Il nous fait d'abord voir l'« auréole de la chasteté ». Les sterculiers qui « attendent la vieillesse ensemble », les canards mandarins qui « meurent à deux », la femme intègre qui « suit son mari dans la mort », la sérénité de « l'eau du puits », sous la plume du poète, sont tous revêtus d'une couleur esthétique sublime. Du point de vue des anciens, c'est une noble intégrité morale digne d'éloges, l'expression ultime d'une loyauté inébranlable en amour. La pureté et la fermeté de ce sentiment, à toute époque, ont leur côté touchant.
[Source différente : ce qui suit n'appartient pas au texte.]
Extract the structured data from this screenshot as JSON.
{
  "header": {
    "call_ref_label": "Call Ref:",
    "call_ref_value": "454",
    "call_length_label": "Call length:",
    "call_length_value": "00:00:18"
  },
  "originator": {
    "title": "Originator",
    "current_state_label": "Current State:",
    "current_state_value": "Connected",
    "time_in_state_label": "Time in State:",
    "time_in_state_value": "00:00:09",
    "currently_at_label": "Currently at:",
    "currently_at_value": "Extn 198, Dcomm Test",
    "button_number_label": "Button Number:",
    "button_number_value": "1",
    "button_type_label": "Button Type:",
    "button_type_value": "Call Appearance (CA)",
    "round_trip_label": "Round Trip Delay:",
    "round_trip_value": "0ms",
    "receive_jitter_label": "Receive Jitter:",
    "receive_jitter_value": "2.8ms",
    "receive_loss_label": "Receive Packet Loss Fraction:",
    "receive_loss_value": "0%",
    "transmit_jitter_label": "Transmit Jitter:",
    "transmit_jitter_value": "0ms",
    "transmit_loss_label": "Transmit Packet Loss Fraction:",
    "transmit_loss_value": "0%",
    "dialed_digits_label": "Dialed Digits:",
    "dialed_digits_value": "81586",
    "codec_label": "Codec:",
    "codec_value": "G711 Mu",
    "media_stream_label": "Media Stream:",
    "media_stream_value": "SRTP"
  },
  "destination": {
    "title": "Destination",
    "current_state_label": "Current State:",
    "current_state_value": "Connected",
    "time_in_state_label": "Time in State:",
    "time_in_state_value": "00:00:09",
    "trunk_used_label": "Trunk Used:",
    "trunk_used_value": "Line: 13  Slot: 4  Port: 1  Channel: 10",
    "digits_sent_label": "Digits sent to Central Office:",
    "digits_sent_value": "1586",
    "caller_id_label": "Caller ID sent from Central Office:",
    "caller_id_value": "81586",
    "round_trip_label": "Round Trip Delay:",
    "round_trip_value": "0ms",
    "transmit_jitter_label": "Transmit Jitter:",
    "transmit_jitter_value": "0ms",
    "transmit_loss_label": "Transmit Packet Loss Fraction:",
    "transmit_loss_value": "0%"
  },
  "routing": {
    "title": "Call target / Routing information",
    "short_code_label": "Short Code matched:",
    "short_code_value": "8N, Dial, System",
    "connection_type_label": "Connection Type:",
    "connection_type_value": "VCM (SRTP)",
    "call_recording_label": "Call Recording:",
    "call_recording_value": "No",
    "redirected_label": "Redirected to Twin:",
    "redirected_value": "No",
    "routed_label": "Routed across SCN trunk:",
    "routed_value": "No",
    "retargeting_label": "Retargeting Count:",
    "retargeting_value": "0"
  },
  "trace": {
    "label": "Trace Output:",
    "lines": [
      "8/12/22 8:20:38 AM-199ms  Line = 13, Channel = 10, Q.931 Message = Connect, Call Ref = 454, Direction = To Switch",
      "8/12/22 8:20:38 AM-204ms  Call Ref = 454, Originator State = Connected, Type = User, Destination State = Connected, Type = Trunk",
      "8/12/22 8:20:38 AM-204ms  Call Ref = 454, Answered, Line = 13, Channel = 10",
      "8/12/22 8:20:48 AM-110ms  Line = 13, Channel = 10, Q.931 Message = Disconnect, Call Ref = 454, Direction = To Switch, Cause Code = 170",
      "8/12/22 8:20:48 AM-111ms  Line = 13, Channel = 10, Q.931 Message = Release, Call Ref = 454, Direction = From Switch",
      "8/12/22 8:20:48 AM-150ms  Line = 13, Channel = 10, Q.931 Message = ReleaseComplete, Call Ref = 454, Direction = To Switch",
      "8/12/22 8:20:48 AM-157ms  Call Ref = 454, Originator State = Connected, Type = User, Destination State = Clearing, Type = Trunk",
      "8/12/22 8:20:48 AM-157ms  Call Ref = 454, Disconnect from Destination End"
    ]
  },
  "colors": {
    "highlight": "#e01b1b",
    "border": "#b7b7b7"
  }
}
Cependant, plus profondément, ce poème nous fait voir l'« ombre derrière l'auréole ». Ces deux mots « suivre son mari dans la mort » signifient la fin d'une vie pleine de vitalité ; cette métaphore de « l'eau du puits » signifie la solidification complète et la mort des émotions. Lorsque la « chasteté » est institutionnalisée, moralisée, lorsque les femmes sont sommées de prouver leur loyauté par leur vie, ce mot « chaste » devient une entrave, un couperet. Le véritable amour devrait être une rencontre mutuelle, et non un sacrifice unilatéral ; il devrait être l'épanouissement de la vie, et non sa fin.
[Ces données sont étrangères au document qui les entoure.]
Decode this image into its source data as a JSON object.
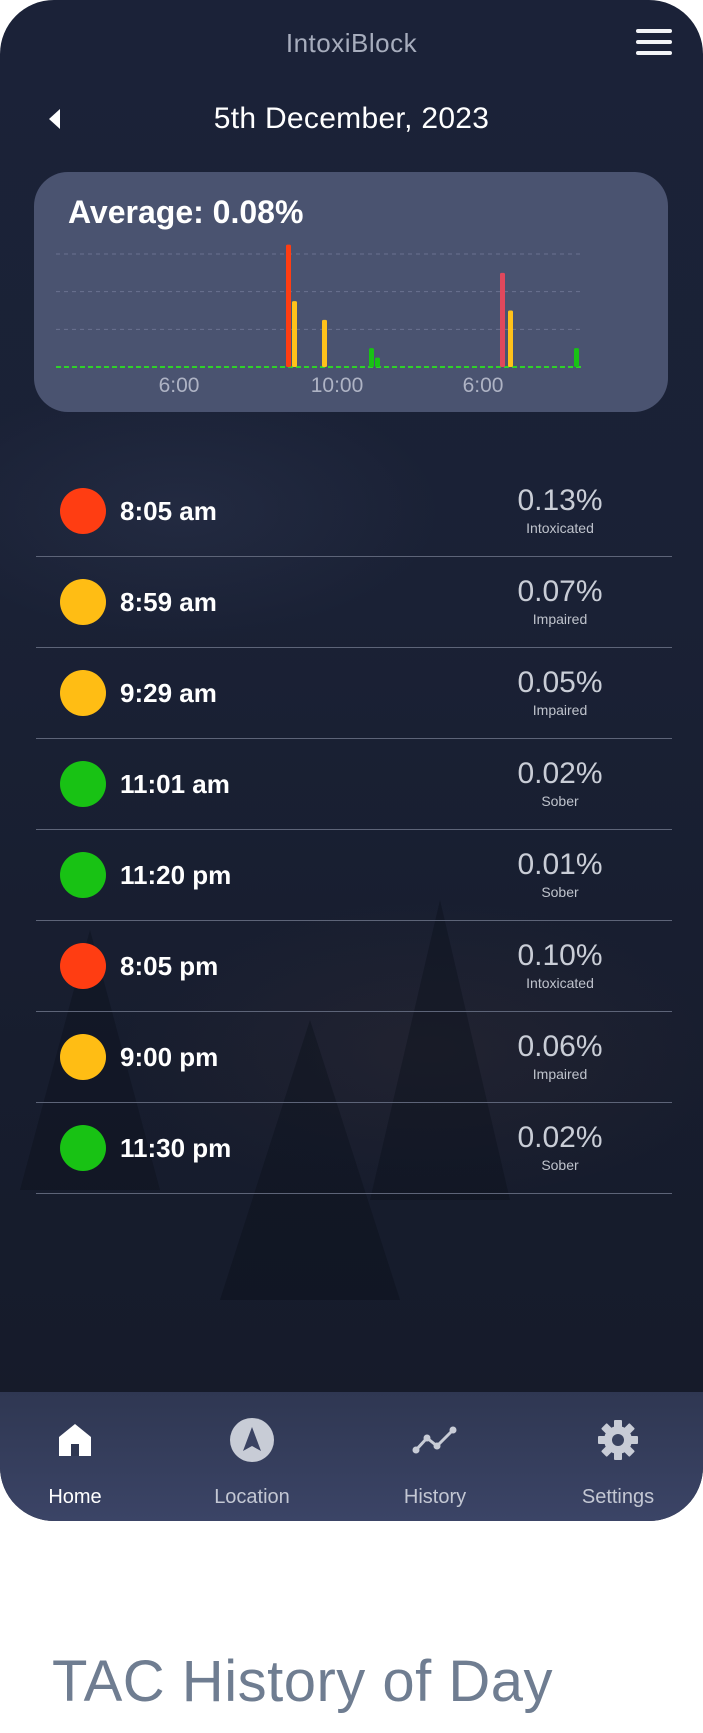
{
  "app": {
    "title": "IntoxiBlock"
  },
  "header": {
    "date": "5th December, 2023"
  },
  "summary": {
    "average_label": "Average: 0.08%"
  },
  "chart_data": {
    "type": "bar",
    "x_tick_labels": [
      "6:00",
      "10:00",
      "6:00"
    ],
    "y_gridlines": [
      0.04,
      0.08,
      0.12
    ],
    "threshold": 0.0,
    "ylim": [
      0,
      0.12
    ],
    "bars": [
      {
        "value": 0.13,
        "color": "#ff3d12"
      },
      {
        "value": 0.07,
        "color": "#ffc21a"
      },
      {
        "value": 0.05,
        "color": "#ffc21a"
      },
      {
        "value": 0.02,
        "color": "#18c214"
      },
      {
        "value": 0.01,
        "color": "#18c214"
      },
      {
        "value": 0.1,
        "color": "#e0485c"
      },
      {
        "value": 0.06,
        "color": "#ffc21a"
      },
      {
        "value": 0.02,
        "color": "#18c214"
      }
    ]
  },
  "readings": [
    {
      "time": "8:05 am",
      "value": "0.13%",
      "status": "Intoxicated",
      "color": "#ff3d12"
    },
    {
      "time": "8:59 am",
      "value": "0.07%",
      "status": "Impaired",
      "color": "#ffbd14"
    },
    {
      "time": "9:29 am",
      "value": "0.05%",
      "status": "Impaired",
      "color": "#ffbd14"
    },
    {
      "time": "11:01 am",
      "value": "0.02%",
      "status": "Sober",
      "color": "#18c214"
    },
    {
      "time": "11:20 pm",
      "value": "0.01%",
      "status": "Sober",
      "color": "#18c214"
    },
    {
      "time": "8:05 pm",
      "value": "0.10%",
      "status": "Intoxicated",
      "color": "#ff3d12"
    },
    {
      "time": "9:00 pm",
      "value": "0.06%",
      "status": "Impaired",
      "color": "#ffbd14"
    },
    {
      "time": "11:30 pm",
      "value": "0.02%",
      "status": "Sober",
      "color": "#18c214"
    }
  ],
  "nav": {
    "items": [
      {
        "label": "Home",
        "icon": "home-icon",
        "active": true
      },
      {
        "label": "Location",
        "icon": "navigation-icon",
        "active": false
      },
      {
        "label": "History",
        "icon": "trend-line-icon",
        "active": false
      },
      {
        "label": "Settings",
        "icon": "gear-icon",
        "active": false
      }
    ]
  },
  "caption": "TAC History of Day"
}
Et ce qui est le plus stimulant, est la possibilité de cette « auto-métaphore » dans le poème. Meng Jiao, malgré une vie difficile, préserva toujours son intégrité, ne s'inclinant pas devant le pouvoir. Certains commentateurs estiment que la « femme intègre » de ce poème est précisément le portrait du poète lui-même – cette eau du puits « sans aucune ride » est précisément la fermeté de son cœur, inébranlé par les coutumes mondaines ; cette résolution de « sacrifier sa vie pour suivre son mari » est précisément son attachement obstiné à ses idéaux et à sa personnalité. Cette interprétation de la femme intègre comme auto-métaphore fait dépasser à ce poème le simple éloge de la chasteté, lui donnant une signification plus profonde de l'intégrité personnelle.
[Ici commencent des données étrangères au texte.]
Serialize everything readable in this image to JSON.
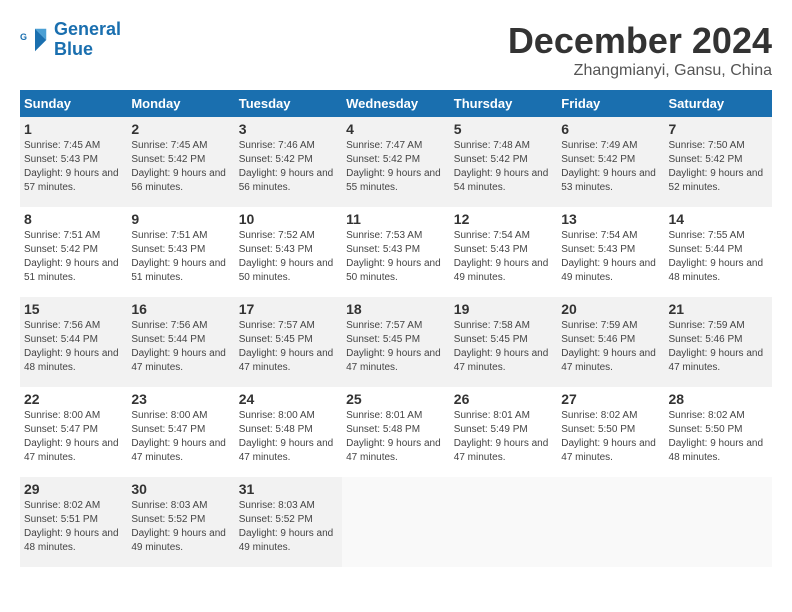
{
  "logo": {
    "line1": "General",
    "line2": "Blue"
  },
  "title": "December 2024",
  "location": "Zhangmianyi, Gansu, China",
  "days_of_week": [
    "Sunday",
    "Monday",
    "Tuesday",
    "Wednesday",
    "Thursday",
    "Friday",
    "Saturday"
  ],
  "weeks": [
    [
      {
        "day": 1,
        "sunrise": "7:45 AM",
        "sunset": "5:43 PM",
        "daylight": "9 hours and 57 minutes."
      },
      {
        "day": 2,
        "sunrise": "7:45 AM",
        "sunset": "5:42 PM",
        "daylight": "9 hours and 56 minutes."
      },
      {
        "day": 3,
        "sunrise": "7:46 AM",
        "sunset": "5:42 PM",
        "daylight": "9 hours and 56 minutes."
      },
      {
        "day": 4,
        "sunrise": "7:47 AM",
        "sunset": "5:42 PM",
        "daylight": "9 hours and 55 minutes."
      },
      {
        "day": 5,
        "sunrise": "7:48 AM",
        "sunset": "5:42 PM",
        "daylight": "9 hours and 54 minutes."
      },
      {
        "day": 6,
        "sunrise": "7:49 AM",
        "sunset": "5:42 PM",
        "daylight": "9 hours and 53 minutes."
      },
      {
        "day": 7,
        "sunrise": "7:50 AM",
        "sunset": "5:42 PM",
        "daylight": "9 hours and 52 minutes."
      }
    ],
    [
      {
        "day": 8,
        "sunrise": "7:51 AM",
        "sunset": "5:42 PM",
        "daylight": "9 hours and 51 minutes."
      },
      {
        "day": 9,
        "sunrise": "7:51 AM",
        "sunset": "5:43 PM",
        "daylight": "9 hours and 51 minutes."
      },
      {
        "day": 10,
        "sunrise": "7:52 AM",
        "sunset": "5:43 PM",
        "daylight": "9 hours and 50 minutes."
      },
      {
        "day": 11,
        "sunrise": "7:53 AM",
        "sunset": "5:43 PM",
        "daylight": "9 hours and 50 minutes."
      },
      {
        "day": 12,
        "sunrise": "7:54 AM",
        "sunset": "5:43 PM",
        "daylight": "9 hours and 49 minutes."
      },
      {
        "day": 13,
        "sunrise": "7:54 AM",
        "sunset": "5:43 PM",
        "daylight": "9 hours and 49 minutes."
      },
      {
        "day": 14,
        "sunrise": "7:55 AM",
        "sunset": "5:44 PM",
        "daylight": "9 hours and 48 minutes."
      }
    ],
    [
      {
        "day": 15,
        "sunrise": "7:56 AM",
        "sunset": "5:44 PM",
        "daylight": "9 hours and 48 minutes."
      },
      {
        "day": 16,
        "sunrise": "7:56 AM",
        "sunset": "5:44 PM",
        "daylight": "9 hours and 47 minutes."
      },
      {
        "day": 17,
        "sunrise": "7:57 AM",
        "sunset": "5:45 PM",
        "daylight": "9 hours and 47 minutes."
      },
      {
        "day": 18,
        "sunrise": "7:57 AM",
        "sunset": "5:45 PM",
        "daylight": "9 hours and 47 minutes."
      },
      {
        "day": 19,
        "sunrise": "7:58 AM",
        "sunset": "5:45 PM",
        "daylight": "9 hours and 47 minutes."
      },
      {
        "day": 20,
        "sunrise": "7:59 AM",
        "sunset": "5:46 PM",
        "daylight": "9 hours and 47 minutes."
      },
      {
        "day": 21,
        "sunrise": "7:59 AM",
        "sunset": "5:46 PM",
        "daylight": "9 hours and 47 minutes."
      }
    ],
    [
      {
        "day": 22,
        "sunrise": "8:00 AM",
        "sunset": "5:47 PM",
        "daylight": "9 hours and 47 minutes."
      },
      {
        "day": 23,
        "sunrise": "8:00 AM",
        "sunset": "5:47 PM",
        "daylight": "9 hours and 47 minutes."
      },
      {
        "day": 24,
        "sunrise": "8:00 AM",
        "sunset": "5:48 PM",
        "daylight": "9 hours and 47 minutes."
      },
      {
        "day": 25,
        "sunrise": "8:01 AM",
        "sunset": "5:48 PM",
        "daylight": "9 hours and 47 minutes."
      },
      {
        "day": 26,
        "sunrise": "8:01 AM",
        "sunset": "5:49 PM",
        "daylight": "9 hours and 47 minutes."
      },
      {
        "day": 27,
        "sunrise": "8:02 AM",
        "sunset": "5:50 PM",
        "daylight": "9 hours and 47 minutes."
      },
      {
        "day": 28,
        "sunrise": "8:02 AM",
        "sunset": "5:50 PM",
        "daylight": "9 hours and 48 minutes."
      }
    ],
    [
      {
        "day": 29,
        "sunrise": "8:02 AM",
        "sunset": "5:51 PM",
        "daylight": "9 hours and 48 minutes."
      },
      {
        "day": 30,
        "sunrise": "8:03 AM",
        "sunset": "5:52 PM",
        "daylight": "9 hours and 49 minutes."
      },
      {
        "day": 31,
        "sunrise": "8:03 AM",
        "sunset": "5:52 PM",
        "daylight": "9 hours and 49 minutes."
      },
      null,
      null,
      null,
      null
    ]
  ]
}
Ce poème parle d'une femme intègre des Tang, mais il permet aux personnes de chaque époque d'y lire des significations différentes. Certains y lisent la noblesse, d'autres l'oppression ; certains y lisent l'amour, d'autres les rites ; certains y lisent l'éloge des femmes, d'autres leur réification. C'est là la vitalité de la poésie : c'est un miroir, reflétant non seulement le monde des anciens, mais aussi notre propre position et notre réflexion.

À propos du poète

Meng Jiao

Meng Jiao (孟郊 751 - 814), originaire de Deqing, dans la province du Zhejiang, fut un célèbre poète de la dynastie des Tang moyens. Dans sa jeunesse, il échoua à plusieurs reprises aux examens impériaux et n'obtint le titre de jinshi (docteur) qu'à l'âge de quarante-six ans. Il occupa des postes mineurs, comme shérif de Liyang, et vécut dans la pauvreté et les difficultés. Dans ses dernières années, il perdit son fils et mourut en route pour prendre de nouvelles fonctions officielles. Sa poésie est réputée pour son style de "chant amer" et était souvent mentionnée aux côtés de celle de Jia Dao, Su Shi ayant forgé la célèbre phrase : "Jiao est frugal, Jia est maigre". Ses poèmes yuefu (Bureau de Musique) héritèrent de la tradition de Du Fu et ouvrirent la voie à Yuan Zhen et Bai Juyi, établissant une place unique et distinctive dans l'histoire de la poésie des Tang.